体調が優れない、というのは誰にでもあること。誰も悪くないこと。
しるこさんが調子を崩すことも勿論ままある。本人からは「みんべんさんが元気すぎるだけだってぇ」とその度に言われているけれども。
確かに俺が元気じゃないときは無いけれど、そもそも個人の身体のことは他人と比較してどうこう言うべきものじゃない。俺が今、把握しておくべきなのは、しるこさんが俺とのゲーム中に体調を悪くしたという事実だけ。そしてしるこさんが今、するべきなのは、健気な信号を素直に受け取って、おとなしく彼の身体を休めることだけだ。
「やべー……寝不足の上に画面酔いが……」
「あっはっはっは! だーいぶ弱ってますねえ、動きも!」
しるこさんは自身の不調をすっぱりと自己申告して、対する俺は、彼がなるべく気を遣わなくていいように声を上げて笑った。このやりとりは俺たちの付き合いにおいてとても大事なものでもあった。
自分の嫌なことはしなくていい、誘われても断っていい、無理をして相手に合わせない。我慢しない。それは何も二人きりの決め事ではなくて、俺たちグループを、またメンバーひとりひとりを守るために、他ならぬリーダーが繰り返し説いて徹底してくれていることでもある。
だから、当たり前のことだった。今日のこのやりとりも。勿論、bintrollを守るための約束がなかったとしたって、人として取るべき態度の一つだと俺は思ってる。
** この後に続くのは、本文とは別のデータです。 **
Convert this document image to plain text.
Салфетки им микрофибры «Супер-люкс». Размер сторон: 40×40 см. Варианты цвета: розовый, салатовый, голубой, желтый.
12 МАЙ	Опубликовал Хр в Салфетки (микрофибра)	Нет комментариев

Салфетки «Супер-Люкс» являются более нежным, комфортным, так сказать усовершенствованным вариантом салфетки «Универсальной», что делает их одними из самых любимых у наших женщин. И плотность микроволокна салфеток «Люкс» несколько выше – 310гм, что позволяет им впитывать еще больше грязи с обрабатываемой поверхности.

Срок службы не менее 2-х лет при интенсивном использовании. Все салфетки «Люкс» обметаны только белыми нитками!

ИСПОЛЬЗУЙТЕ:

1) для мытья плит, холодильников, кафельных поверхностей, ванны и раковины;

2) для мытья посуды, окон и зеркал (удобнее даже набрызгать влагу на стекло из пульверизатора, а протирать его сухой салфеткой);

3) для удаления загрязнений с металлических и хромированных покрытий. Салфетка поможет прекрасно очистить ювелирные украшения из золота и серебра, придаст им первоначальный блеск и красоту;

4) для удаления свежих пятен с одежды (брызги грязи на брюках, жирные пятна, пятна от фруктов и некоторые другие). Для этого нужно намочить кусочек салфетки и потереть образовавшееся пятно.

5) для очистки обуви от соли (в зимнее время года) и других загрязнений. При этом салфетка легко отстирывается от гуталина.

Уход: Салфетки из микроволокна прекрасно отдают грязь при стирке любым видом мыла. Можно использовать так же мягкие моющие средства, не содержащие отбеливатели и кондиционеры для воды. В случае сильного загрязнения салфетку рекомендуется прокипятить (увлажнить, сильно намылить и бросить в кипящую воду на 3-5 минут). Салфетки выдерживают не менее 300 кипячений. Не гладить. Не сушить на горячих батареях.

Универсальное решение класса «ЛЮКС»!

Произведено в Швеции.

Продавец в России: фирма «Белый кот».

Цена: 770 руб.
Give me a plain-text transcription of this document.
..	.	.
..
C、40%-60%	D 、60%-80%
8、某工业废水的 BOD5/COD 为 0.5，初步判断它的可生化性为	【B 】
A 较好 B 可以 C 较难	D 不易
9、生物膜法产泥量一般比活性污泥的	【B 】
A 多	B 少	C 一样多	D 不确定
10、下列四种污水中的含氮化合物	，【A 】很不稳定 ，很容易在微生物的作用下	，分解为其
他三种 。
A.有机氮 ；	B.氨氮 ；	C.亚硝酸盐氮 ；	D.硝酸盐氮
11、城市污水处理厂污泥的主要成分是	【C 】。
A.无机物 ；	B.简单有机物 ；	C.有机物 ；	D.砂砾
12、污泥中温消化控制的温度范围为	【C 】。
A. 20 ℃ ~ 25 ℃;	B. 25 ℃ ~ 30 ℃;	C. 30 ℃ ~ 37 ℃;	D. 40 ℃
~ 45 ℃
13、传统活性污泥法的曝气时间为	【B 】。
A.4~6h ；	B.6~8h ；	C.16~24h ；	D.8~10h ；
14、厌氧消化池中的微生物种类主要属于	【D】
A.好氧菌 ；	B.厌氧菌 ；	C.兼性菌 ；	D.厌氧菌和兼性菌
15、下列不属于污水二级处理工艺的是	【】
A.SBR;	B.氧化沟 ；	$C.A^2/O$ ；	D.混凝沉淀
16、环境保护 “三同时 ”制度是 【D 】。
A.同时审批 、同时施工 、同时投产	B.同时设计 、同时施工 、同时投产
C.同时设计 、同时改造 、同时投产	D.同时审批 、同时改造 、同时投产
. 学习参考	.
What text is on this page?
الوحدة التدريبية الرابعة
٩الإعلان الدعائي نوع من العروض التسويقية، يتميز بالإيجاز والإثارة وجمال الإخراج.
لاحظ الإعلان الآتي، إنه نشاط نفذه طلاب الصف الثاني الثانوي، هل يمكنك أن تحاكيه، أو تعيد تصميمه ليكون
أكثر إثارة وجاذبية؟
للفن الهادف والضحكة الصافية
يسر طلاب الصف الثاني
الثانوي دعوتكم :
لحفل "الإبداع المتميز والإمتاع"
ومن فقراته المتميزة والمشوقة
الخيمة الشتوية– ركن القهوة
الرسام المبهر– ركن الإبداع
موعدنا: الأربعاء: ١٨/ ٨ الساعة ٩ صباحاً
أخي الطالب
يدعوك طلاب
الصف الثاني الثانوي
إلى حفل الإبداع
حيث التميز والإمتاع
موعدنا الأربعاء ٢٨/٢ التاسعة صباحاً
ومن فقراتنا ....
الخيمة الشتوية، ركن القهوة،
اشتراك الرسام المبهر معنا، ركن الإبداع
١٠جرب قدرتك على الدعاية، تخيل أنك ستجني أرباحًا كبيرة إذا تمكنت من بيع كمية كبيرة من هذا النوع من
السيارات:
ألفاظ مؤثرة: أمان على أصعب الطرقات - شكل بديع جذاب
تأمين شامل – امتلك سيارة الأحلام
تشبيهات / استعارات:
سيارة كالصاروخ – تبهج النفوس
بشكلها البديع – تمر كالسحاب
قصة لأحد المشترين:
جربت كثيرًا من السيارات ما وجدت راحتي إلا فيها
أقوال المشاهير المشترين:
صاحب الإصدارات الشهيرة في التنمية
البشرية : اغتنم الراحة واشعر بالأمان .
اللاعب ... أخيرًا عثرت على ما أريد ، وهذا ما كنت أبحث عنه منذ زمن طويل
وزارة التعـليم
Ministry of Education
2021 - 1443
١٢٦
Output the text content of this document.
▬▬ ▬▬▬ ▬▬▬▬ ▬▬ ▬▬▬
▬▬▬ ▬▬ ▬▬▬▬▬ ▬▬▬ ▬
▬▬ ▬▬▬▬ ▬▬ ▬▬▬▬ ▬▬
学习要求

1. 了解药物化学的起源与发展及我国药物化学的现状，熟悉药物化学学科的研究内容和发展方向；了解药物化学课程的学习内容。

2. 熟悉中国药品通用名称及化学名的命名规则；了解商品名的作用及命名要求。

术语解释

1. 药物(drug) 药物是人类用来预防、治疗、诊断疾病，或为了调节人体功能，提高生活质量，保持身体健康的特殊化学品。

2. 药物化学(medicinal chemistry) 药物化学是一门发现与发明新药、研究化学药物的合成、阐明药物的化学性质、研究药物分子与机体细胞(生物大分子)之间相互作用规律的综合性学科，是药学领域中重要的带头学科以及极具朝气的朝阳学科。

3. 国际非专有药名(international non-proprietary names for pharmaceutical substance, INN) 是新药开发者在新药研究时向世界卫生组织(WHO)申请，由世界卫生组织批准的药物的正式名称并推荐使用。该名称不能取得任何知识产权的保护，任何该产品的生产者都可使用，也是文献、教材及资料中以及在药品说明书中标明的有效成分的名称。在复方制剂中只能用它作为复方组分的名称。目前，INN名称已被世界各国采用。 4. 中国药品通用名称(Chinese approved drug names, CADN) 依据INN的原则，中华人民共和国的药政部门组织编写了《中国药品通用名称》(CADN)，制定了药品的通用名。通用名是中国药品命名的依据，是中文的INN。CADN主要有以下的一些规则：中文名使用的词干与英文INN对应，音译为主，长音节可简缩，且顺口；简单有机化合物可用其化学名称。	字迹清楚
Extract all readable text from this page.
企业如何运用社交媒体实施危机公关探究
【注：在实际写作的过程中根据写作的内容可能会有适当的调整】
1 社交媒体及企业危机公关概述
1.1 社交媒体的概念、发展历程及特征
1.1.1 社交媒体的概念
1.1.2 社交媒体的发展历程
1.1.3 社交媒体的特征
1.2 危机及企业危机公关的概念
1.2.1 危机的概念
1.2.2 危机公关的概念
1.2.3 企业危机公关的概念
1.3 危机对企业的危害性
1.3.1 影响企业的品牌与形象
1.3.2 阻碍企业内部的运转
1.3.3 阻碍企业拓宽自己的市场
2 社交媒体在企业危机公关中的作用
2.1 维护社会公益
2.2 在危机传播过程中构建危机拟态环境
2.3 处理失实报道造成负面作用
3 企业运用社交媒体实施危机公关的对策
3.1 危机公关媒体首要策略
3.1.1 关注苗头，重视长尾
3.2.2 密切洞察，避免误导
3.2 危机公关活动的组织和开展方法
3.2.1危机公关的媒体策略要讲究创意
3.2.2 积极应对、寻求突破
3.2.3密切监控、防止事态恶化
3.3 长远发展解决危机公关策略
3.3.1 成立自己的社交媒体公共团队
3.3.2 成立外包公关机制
体調不良は誰の所為でもない。つらいときは休むのも大事。そういう理屈は頭で理解しているし、同時に俺自身の本心でもあるのだ。そりゃあ、しるこさんとゲームが続けられなくなって0.0001ミクロンも残念じゃないのかとかって訊かれたとしたら、それに頷くのはまあ流石に嘘になるんだけれども。でもやっぱり、相手の人自身にデバフかかってる状態でゲームを続けるのは楽しくないし、こっちだって気を遣うので結局据わりが悪いと思う。無理させて絶交されても困るというのもある。
あと普通に寝てほしい。普通に元気でいてほしいんで。
「――この回終わったら休みますか、しるこさん」
「そだね、今日はおとなしく寝よっかな……」
「そーそー、寝て寝て」
俺がそう言ったことは、だからあらゆる点から見て間違ってない筈だった。
それは俺たちの約束事だったから。そして俺自身の本心だったから。ずっとそうだった。今まで少しも疑ったことなんかなかった、寧ろ本当に頼もしいなあと思ってたんだ、この約束をしようと言ってくれた人のことを。俺たちのリーダーのことを。
しるこさん。
……それなのに、なんでなんだろう。
「――じゃあ、お疲れさまです」
「うんー、また元気になったら誘ってね」
「了解です。おやすみなさい。……ごゆっくり」
そうシンプルに伝えて通話を切ってしまってから、今までに感じたこともない、例えようもない胸苦しさにいきなり襲われたのは。
どうしてだ。
俺は、あの人を普通に寝かせてやりたいだけ。普通に休んでてほしいだけ。一人でゆっくりと。いやもしかしたら、あまり悪くなるようだったりしたらはこたろーが世話を焼いてくれたりするのかもしれないけれども、それは置いといて。
ともかく〝俺との〟通話は切れてしまったのだ。俺の声はもう届いてないし、あの人の、配信時とまるで変わらないあの甘えたようなぽやっとした声ももう、聞こえない。今からおとなしく眠る筈のしるこさんは、他のどのゲームにも、ツイッターにさえもログインしないことだろう。してたら殴る。顔文字で。
顔文字で殴るけど、でも、それなのに、なぜだか俺は、俺の知るどれかのアカウントにはしるこさんがログインしていてほしいとばかばかしいことを思ってしまっていた。
一瞬だけ。本当に一瞬だけそう思って、すぐにばかばかしいやと我に返って打ち消す。また元気なときに誘ってよとわざわざ言ってくれたのだ。何を今からそわそわする必要があるだろう……まあ言われなくてもそうするが、ド深夜だろうと明け方だろうと彼がいると見れば誘う所存では元々あるのだが。
だけれども元々そういう所存であるがゆえに、俺はやはり、却って自分自身の心についてとことん首を捻る羽目になってしまった。
通話の繋がってない今、このとき。
どのアカウントからもログアウトしてる今、このとき。
あんたの息を感じる手立てのないこの状態で。
あんたを一人きりゆっくり寝かせてやるという疑いようのない当たり前を、俺はいま、うまれて、はじめて、そんなのはおもしろくないなあと、なんでだか思ってしまっている。